Given the variety of services and products the financial services sector now offers, supervision is a tall order requiring a variety of expertise smarter than that of the market players’, and the increasing number of financial institutions requires commensurate increase in the staff strength of the supervisors. The demands imply creation of a separate authority to supervise market players’ business operations.
The crux of the problem is ‘ability’ that weakens in direct proportion to the number of objectives an institution aims to achieve. Given the size of the financial services sector, monetary management requires full-time focus on macro indicators and a substantially stronger muscle to prevent volatility-triggered market trends from turning into unmanageable propositions, as they frequently do now.

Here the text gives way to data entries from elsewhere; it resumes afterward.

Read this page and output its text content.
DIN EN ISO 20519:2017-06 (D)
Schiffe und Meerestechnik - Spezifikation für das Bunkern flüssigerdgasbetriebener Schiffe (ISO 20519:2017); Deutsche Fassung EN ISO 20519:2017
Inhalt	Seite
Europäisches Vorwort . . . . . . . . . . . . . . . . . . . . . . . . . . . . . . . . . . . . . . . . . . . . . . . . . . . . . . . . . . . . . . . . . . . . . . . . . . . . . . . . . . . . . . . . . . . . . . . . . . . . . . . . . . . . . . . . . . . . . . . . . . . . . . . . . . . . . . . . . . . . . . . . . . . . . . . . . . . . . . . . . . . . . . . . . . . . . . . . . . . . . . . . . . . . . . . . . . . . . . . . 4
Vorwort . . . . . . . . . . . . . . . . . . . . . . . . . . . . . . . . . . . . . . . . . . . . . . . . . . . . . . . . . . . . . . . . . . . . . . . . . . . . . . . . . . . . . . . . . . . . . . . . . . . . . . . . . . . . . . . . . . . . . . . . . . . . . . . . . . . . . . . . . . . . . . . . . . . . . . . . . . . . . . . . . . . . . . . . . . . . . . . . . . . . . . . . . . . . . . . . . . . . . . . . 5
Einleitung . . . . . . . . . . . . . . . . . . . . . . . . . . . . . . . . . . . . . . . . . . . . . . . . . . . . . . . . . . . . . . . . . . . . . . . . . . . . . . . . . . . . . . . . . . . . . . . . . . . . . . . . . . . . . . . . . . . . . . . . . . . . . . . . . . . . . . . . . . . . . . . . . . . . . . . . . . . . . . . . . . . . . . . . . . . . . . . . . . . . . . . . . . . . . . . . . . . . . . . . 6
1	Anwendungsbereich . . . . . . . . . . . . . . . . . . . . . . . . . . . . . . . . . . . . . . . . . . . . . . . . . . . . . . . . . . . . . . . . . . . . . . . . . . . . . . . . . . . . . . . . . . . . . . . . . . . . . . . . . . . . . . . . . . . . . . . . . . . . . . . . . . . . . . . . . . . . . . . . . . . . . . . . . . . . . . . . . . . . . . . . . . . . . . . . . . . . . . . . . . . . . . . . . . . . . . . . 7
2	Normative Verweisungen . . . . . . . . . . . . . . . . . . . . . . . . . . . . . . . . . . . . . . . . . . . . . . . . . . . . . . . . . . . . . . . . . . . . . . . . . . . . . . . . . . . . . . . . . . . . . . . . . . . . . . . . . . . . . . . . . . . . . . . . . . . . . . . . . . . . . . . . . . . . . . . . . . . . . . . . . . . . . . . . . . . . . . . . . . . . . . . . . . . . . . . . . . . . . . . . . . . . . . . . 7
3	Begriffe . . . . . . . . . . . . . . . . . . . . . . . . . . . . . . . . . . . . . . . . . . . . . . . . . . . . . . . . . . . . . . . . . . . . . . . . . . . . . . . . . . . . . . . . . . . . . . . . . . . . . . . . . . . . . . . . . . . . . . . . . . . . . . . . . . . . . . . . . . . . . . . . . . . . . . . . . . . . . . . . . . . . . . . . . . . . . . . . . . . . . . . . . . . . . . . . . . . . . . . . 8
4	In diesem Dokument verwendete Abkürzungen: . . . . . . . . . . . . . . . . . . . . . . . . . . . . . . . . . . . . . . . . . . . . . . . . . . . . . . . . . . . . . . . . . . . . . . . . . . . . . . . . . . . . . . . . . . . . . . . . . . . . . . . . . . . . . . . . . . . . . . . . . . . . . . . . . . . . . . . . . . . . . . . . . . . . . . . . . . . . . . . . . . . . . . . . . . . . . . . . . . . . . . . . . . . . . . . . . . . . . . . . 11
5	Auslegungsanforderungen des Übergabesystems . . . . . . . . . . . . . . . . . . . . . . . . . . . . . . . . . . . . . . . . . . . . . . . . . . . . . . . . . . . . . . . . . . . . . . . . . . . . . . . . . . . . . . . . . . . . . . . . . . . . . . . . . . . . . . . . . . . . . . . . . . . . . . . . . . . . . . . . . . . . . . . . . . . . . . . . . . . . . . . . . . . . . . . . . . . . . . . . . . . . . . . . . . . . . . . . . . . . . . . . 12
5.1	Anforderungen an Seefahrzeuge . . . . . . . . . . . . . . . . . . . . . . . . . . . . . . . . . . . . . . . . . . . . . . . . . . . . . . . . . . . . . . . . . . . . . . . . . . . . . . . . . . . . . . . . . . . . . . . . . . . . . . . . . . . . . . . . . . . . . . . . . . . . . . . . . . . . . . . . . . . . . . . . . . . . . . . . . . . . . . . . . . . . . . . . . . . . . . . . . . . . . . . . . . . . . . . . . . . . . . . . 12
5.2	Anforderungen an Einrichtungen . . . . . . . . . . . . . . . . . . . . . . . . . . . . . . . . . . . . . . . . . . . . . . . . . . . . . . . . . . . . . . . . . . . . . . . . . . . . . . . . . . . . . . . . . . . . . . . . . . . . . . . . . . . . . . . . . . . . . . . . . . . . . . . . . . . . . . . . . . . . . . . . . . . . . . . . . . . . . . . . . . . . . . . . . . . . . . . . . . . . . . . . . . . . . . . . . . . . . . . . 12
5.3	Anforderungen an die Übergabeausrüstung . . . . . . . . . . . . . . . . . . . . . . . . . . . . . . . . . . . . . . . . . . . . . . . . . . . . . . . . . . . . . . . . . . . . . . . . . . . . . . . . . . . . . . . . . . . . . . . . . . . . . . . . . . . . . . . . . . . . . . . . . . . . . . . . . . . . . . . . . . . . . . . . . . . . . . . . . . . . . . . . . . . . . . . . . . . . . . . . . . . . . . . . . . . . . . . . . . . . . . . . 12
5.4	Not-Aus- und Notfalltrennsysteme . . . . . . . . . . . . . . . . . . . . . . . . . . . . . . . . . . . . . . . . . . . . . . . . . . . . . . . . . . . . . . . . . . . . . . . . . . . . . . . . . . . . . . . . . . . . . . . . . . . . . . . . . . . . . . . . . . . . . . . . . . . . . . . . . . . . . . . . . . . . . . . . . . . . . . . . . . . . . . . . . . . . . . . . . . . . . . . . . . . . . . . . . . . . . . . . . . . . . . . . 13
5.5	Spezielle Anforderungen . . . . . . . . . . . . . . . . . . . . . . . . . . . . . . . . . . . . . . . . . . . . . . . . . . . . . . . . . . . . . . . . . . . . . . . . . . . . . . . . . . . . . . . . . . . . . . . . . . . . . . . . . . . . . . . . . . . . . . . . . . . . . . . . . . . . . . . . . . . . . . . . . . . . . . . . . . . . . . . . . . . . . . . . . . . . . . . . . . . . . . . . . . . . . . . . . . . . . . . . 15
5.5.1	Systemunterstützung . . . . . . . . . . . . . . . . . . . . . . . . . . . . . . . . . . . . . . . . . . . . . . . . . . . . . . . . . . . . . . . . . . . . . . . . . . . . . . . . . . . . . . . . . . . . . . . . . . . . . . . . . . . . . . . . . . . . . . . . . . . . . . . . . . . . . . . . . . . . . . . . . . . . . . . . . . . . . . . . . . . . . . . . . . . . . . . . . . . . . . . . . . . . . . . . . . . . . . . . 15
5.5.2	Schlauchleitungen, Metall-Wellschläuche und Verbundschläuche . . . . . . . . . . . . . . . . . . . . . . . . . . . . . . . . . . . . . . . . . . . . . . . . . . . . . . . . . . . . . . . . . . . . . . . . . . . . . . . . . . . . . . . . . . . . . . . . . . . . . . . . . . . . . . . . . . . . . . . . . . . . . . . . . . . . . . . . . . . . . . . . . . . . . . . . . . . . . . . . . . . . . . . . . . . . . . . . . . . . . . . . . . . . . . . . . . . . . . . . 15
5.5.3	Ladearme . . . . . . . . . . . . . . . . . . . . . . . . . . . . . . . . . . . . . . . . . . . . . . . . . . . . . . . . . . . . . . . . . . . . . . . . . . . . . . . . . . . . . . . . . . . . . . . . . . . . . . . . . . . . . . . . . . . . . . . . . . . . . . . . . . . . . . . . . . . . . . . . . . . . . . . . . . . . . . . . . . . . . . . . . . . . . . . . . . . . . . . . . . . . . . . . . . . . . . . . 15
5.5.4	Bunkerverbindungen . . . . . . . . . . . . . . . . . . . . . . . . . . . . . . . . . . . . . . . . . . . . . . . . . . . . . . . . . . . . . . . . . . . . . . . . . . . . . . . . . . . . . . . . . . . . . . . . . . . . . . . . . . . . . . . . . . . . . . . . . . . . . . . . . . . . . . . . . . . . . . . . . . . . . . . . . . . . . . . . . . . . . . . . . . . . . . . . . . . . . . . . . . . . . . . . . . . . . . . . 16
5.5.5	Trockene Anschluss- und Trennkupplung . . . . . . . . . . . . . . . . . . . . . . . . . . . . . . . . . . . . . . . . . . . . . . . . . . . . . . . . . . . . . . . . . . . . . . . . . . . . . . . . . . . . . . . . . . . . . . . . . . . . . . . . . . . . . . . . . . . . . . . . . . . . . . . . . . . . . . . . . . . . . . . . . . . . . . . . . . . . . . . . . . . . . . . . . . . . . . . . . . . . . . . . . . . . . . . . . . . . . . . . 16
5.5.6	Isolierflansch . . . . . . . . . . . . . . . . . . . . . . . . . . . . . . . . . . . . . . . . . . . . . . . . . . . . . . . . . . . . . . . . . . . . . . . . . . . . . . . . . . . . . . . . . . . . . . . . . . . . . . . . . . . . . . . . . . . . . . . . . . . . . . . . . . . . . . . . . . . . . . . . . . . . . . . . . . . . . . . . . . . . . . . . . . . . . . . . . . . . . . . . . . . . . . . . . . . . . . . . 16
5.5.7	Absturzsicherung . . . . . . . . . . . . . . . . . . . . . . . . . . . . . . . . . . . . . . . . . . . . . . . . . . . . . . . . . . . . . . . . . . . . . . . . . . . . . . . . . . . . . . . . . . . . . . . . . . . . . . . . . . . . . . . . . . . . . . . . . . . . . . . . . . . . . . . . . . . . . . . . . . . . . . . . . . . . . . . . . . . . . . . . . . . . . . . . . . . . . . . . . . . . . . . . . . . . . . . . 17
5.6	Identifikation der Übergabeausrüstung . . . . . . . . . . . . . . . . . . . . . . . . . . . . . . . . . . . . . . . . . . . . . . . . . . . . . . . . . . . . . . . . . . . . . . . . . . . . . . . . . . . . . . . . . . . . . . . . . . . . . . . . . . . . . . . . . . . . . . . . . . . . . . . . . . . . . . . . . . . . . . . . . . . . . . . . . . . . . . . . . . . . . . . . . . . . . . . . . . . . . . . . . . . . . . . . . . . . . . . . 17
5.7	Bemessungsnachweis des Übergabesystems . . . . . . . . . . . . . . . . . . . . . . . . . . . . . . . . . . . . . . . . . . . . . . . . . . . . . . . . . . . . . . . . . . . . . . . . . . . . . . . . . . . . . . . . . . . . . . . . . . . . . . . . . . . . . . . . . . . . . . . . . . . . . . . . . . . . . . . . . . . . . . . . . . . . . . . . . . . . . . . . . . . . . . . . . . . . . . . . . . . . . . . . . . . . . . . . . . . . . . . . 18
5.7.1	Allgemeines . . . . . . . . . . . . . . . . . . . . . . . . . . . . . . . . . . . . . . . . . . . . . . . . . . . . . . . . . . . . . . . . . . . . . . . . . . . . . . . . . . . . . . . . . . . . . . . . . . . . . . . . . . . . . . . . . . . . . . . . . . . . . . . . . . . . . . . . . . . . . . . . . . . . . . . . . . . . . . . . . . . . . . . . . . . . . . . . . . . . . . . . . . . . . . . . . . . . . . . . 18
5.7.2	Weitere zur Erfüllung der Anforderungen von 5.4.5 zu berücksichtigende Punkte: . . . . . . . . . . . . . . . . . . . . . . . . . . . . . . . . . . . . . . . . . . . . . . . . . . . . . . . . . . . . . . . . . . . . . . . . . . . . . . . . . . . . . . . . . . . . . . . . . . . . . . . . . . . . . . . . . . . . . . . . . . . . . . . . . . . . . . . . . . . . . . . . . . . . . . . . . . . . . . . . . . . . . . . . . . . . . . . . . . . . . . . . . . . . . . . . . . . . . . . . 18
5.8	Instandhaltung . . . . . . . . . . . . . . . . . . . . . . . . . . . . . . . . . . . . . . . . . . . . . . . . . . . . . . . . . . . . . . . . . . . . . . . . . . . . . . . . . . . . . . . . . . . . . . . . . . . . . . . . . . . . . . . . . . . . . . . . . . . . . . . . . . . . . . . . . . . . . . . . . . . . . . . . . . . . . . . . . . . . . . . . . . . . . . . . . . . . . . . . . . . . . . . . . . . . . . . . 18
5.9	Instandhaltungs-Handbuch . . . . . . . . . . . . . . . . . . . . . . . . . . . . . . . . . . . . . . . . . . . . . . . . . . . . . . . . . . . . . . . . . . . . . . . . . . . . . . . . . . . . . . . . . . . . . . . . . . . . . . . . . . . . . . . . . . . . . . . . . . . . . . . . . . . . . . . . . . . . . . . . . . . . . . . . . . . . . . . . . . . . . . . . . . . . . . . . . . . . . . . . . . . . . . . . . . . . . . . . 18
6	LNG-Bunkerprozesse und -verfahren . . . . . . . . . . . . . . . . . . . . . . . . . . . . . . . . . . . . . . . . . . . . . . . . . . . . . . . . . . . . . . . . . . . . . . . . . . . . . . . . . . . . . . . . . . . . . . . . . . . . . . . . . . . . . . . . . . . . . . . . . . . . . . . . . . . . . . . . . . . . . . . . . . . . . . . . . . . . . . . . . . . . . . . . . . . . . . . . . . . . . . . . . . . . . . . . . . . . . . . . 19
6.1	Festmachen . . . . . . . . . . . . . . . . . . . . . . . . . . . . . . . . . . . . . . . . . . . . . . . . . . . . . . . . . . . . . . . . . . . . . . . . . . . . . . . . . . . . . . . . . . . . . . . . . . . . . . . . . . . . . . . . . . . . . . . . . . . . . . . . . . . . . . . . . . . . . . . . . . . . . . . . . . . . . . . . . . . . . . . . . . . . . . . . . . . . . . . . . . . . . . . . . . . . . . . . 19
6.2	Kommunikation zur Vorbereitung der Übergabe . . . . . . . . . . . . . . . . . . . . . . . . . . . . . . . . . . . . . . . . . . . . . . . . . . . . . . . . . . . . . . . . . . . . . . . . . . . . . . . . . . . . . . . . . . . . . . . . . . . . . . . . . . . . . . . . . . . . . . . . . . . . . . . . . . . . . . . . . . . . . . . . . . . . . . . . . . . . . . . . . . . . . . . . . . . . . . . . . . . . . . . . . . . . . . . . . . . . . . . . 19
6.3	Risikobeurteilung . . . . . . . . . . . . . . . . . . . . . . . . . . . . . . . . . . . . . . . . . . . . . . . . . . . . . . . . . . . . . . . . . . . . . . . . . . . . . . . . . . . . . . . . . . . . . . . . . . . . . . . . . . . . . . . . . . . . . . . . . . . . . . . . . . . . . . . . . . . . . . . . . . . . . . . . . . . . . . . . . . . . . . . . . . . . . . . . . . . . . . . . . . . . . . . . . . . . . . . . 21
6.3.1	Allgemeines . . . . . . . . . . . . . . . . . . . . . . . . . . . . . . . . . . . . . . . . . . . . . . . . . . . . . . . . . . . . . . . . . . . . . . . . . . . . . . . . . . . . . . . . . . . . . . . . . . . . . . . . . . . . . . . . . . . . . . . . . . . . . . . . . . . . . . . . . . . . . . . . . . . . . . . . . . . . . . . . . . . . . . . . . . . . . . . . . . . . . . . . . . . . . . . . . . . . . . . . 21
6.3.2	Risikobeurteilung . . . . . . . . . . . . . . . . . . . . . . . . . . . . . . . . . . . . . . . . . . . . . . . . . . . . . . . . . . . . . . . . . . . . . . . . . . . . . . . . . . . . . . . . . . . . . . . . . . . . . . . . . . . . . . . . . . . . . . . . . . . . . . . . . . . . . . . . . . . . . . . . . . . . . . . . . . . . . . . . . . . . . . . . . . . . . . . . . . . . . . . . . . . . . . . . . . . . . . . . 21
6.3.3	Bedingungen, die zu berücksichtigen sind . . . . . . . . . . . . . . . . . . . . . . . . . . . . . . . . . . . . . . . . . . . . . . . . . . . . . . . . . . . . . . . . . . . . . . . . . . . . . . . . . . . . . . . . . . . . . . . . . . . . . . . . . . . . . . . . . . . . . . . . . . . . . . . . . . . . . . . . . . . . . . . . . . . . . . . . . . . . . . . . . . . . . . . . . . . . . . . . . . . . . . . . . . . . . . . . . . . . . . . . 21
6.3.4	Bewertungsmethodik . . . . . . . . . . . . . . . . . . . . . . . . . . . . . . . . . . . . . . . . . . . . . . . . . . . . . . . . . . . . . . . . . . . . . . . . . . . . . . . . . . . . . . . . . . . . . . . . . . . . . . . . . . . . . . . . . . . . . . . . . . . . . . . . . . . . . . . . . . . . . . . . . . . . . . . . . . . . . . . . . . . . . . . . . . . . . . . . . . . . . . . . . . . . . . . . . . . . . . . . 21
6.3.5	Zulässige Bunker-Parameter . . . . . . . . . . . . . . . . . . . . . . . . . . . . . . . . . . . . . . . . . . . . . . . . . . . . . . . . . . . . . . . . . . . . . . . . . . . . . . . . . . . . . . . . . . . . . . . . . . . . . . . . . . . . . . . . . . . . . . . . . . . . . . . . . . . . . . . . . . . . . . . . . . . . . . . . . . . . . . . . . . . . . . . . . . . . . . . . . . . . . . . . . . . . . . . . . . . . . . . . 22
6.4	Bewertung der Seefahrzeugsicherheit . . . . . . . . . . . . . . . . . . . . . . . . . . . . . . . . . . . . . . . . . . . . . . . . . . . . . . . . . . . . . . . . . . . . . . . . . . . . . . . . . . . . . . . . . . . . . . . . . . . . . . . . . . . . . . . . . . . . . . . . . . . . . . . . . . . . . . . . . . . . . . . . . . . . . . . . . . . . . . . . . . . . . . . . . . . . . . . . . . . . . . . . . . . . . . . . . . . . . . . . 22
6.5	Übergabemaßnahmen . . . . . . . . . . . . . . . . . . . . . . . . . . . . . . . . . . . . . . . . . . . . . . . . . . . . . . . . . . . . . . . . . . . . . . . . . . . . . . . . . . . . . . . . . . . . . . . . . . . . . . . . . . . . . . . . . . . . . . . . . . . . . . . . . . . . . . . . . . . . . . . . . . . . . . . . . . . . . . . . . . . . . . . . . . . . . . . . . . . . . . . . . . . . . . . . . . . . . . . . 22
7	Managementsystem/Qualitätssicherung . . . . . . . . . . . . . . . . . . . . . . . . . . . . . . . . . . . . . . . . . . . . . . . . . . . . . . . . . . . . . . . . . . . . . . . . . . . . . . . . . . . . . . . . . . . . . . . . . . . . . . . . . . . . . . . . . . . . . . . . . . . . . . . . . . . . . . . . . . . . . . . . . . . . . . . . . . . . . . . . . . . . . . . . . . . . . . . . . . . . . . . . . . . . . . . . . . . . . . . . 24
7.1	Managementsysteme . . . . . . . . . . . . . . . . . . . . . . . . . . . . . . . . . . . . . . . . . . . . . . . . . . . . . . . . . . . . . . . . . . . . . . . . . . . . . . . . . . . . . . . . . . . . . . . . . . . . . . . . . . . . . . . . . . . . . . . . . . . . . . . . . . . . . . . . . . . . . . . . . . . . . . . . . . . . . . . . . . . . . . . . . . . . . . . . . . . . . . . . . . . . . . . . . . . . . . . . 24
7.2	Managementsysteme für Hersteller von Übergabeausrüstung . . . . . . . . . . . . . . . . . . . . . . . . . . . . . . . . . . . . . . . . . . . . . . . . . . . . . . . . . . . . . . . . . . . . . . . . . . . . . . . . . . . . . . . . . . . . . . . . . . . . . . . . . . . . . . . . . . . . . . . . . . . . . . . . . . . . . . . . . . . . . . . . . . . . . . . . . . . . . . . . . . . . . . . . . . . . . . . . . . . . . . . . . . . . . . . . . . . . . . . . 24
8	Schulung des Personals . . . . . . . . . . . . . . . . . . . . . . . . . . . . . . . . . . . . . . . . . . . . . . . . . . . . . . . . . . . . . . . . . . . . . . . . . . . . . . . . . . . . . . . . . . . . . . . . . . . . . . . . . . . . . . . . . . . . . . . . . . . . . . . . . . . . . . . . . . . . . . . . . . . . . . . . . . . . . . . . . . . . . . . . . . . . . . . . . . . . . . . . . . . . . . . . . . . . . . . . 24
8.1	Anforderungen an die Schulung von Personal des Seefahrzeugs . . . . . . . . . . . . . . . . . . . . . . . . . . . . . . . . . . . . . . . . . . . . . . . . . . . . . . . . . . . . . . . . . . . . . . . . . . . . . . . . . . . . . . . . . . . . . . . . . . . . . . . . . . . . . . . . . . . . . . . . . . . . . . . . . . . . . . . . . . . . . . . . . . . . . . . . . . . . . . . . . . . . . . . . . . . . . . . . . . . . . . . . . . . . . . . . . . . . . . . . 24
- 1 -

To credibly enforce good corporate governance, and let shareholders know on a timely basis what the boards and managements of their companies are doing with their money, we need a separate corporate affairs regulator. In effect, we need independent regulators for (a) monetary/exchange rate management, (b) business activity supervision and, (c) authorised and judicious utilisation of shareholder funds.
After the BCCI debacle, Britain assigned these functions to separate regulators. Bank of England now regulates the monetary and exchange rate system, FSA supervises all the financial services, and the Registrar of Companies regulates company-shareholder affairs. All have performed well despite the huge challenges posed by Britain’s not joining the Euro club.
This system has successfully existed in another 49 countries. We need to follow suit. Let us not also forget that correctly focused, adequate for the market size, and truly independent regulators are a pre-condition for attracting foreign investment – something we badly need.